I am reading the proof of Itō's formula and self-studying stochastic integration.
Essentially, the authors proved the formula for dimension $d = 1$ and they ask the learner to do for greater generality (which is fine with me).

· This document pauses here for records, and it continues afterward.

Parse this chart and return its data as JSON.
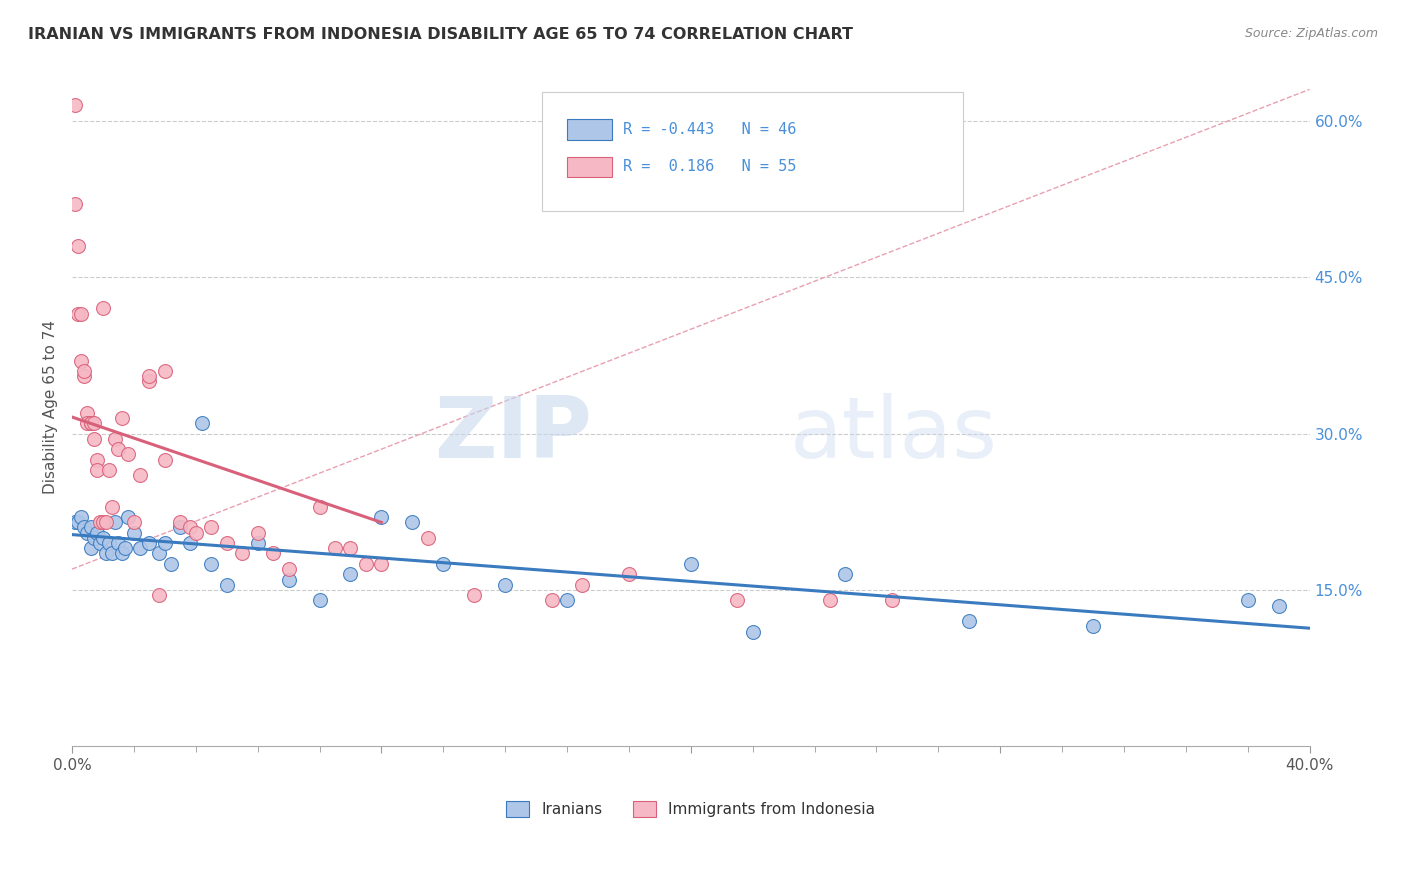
{
  "title": "IRANIAN VS IMMIGRANTS FROM INDONESIA DISABILITY AGE 65 TO 74 CORRELATION CHART",
  "source": "Source: ZipAtlas.com",
  "ylabel": "Disability Age 65 to 74",
  "xlim": [
    0.0,
    0.4
  ],
  "ylim": [
    0.0,
    0.65
  ],
  "x_ticks": [
    0.0,
    0.1,
    0.2,
    0.3,
    0.4
  ],
  "x_tick_labels": [
    "0.0%",
    "",
    "",
    "",
    "40.0%"
  ],
  "x_minor_ticks": [
    0.02,
    0.04,
    0.06,
    0.08,
    0.12,
    0.14,
    0.16,
    0.18,
    0.22,
    0.24,
    0.26,
    0.28,
    0.32,
    0.34,
    0.36,
    0.38
  ],
  "y_ticks_right": [
    0.15,
    0.3,
    0.45,
    0.6
  ],
  "y_tick_labels_right": [
    "15.0%",
    "30.0%",
    "45.0%",
    "60.0%"
  ],
  "iranian_color": "#aec6e8",
  "indonesian_color": "#f5b8c4",
  "iranian_R": -0.443,
  "iranian_N": 46,
  "indonesian_R": 0.186,
  "indonesian_N": 55,
  "iranian_line_color": "#3a7bbf",
  "indonesian_line_color": "#d9607a",
  "dashed_line_color": "#e8a0b0",
  "watermark_zip": "ZIP",
  "watermark_atlas": "atlas",
  "legend_box_color": "#f5f5f5",
  "legend_border_color": "#cccccc",
  "iranian_scatter_x": [
    0.001,
    0.002,
    0.003,
    0.004,
    0.005,
    0.006,
    0.006,
    0.007,
    0.008,
    0.009,
    0.01,
    0.011,
    0.012,
    0.013,
    0.014,
    0.015,
    0.016,
    0.017,
    0.018,
    0.02,
    0.022,
    0.025,
    0.028,
    0.03,
    0.032,
    0.035,
    0.038,
    0.042,
    0.045,
    0.05,
    0.06,
    0.07,
    0.08,
    0.09,
    0.1,
    0.11,
    0.12,
    0.14,
    0.16,
    0.2,
    0.22,
    0.25,
    0.29,
    0.33,
    0.38,
    0.39
  ],
  "iranian_scatter_y": [
    0.215,
    0.215,
    0.22,
    0.21,
    0.205,
    0.19,
    0.21,
    0.2,
    0.205,
    0.195,
    0.2,
    0.185,
    0.195,
    0.185,
    0.215,
    0.195,
    0.185,
    0.19,
    0.22,
    0.205,
    0.19,
    0.195,
    0.185,
    0.195,
    0.175,
    0.21,
    0.195,
    0.31,
    0.175,
    0.155,
    0.195,
    0.16,
    0.14,
    0.165,
    0.22,
    0.215,
    0.175,
    0.155,
    0.14,
    0.175,
    0.11,
    0.165,
    0.12,
    0.115,
    0.14,
    0.135
  ],
  "indonesian_scatter_x": [
    0.001,
    0.001,
    0.002,
    0.002,
    0.003,
    0.003,
    0.004,
    0.004,
    0.005,
    0.005,
    0.006,
    0.006,
    0.007,
    0.007,
    0.008,
    0.008,
    0.009,
    0.01,
    0.01,
    0.011,
    0.012,
    0.013,
    0.014,
    0.015,
    0.016,
    0.018,
    0.02,
    0.022,
    0.025,
    0.025,
    0.028,
    0.03,
    0.03,
    0.035,
    0.038,
    0.04,
    0.045,
    0.05,
    0.055,
    0.06,
    0.065,
    0.07,
    0.08,
    0.085,
    0.09,
    0.095,
    0.1,
    0.115,
    0.13,
    0.155,
    0.165,
    0.18,
    0.215,
    0.245,
    0.265
  ],
  "indonesian_scatter_y": [
    0.615,
    0.52,
    0.48,
    0.415,
    0.415,
    0.37,
    0.355,
    0.36,
    0.32,
    0.31,
    0.31,
    0.31,
    0.295,
    0.31,
    0.275,
    0.265,
    0.215,
    0.215,
    0.42,
    0.215,
    0.265,
    0.23,
    0.295,
    0.285,
    0.315,
    0.28,
    0.215,
    0.26,
    0.35,
    0.355,
    0.145,
    0.36,
    0.275,
    0.215,
    0.21,
    0.205,
    0.21,
    0.195,
    0.185,
    0.205,
    0.185,
    0.17,
    0.23,
    0.19,
    0.19,
    0.175,
    0.175,
    0.2,
    0.145,
    0.14,
    0.155,
    0.165,
    0.14,
    0.14,
    0.14
  ]
}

When they do dimension $d = 1,$ they do the following:
$$\begin{align*} f(X_t) - f(X_0) &= \sum_{k = 1}^m [f(X_{t_k}) - f(X_{t_{k - 1}})] \\ &= \sum_{k = 1}^m f'(X_{t_{k - 1}})(X_{t_k} - X_{t_{k - 1}}) + \dfrac{1}{2} \sum_{k = 1}^m f''(\eta_k)(X_{t_k} - X_{t_{k - 1}})^2 \end{align*}$$ where $\eta_k$ is defined in the line $f(X_{t_k}) - f(X_{t_{k - 1}}) = f'(X_{t_{k - 1}})(X_{t_k} - X_{t_{k - 1}}) + \dfrac{1}{2} f''(\eta_k)(X_{t_k} - X_{t_{k - 1}})^2$ and therefore, it makes the $f(\eta_k)$ measurable on the set $\{X_{t_k} \neq X_{t_{k - 1}}\}$ and if $X_{t_k} = X_{t_{k-1}}$ we can choose $\eta_k = X_{t_{k - 1}},$ say. Fine, I understand their proof in dimension $d = 1.$ The problem comes when I am solving the problem of proving the same theorem for higher dimension. I would like to do the following Taylor's expansion (which, by the say, is the suggestion the authors give) $$\begin{align*} f(X_t) - f(X_0) &= \sum_{k = 1}^m [f(X_{t_k}) - f(X_{t_{k - 1}})] \\ &= \sum_{k = 1}^m \nabla f(X_{t_{k - 1}}) \cdot (X_{t_k} - X_{t_{k - 1}}) + \dfrac{1}{2} \sum_{k = 1}^m \mathbf{H}f (\eta_k) \cdot (X_{t_k} - X_{t_{k - 1}})^{(2)}, \end{align*}$$ where $\mathbf{H} f$ is the Hessian of $f$ and for any vector $h$ I write $h^{(2)} = (h, h).$
The crux is, how to show $\eta_k$ can be chosen so that $\mathbf{H} f(\eta_k)$ is measurable or do you have an alternative approach?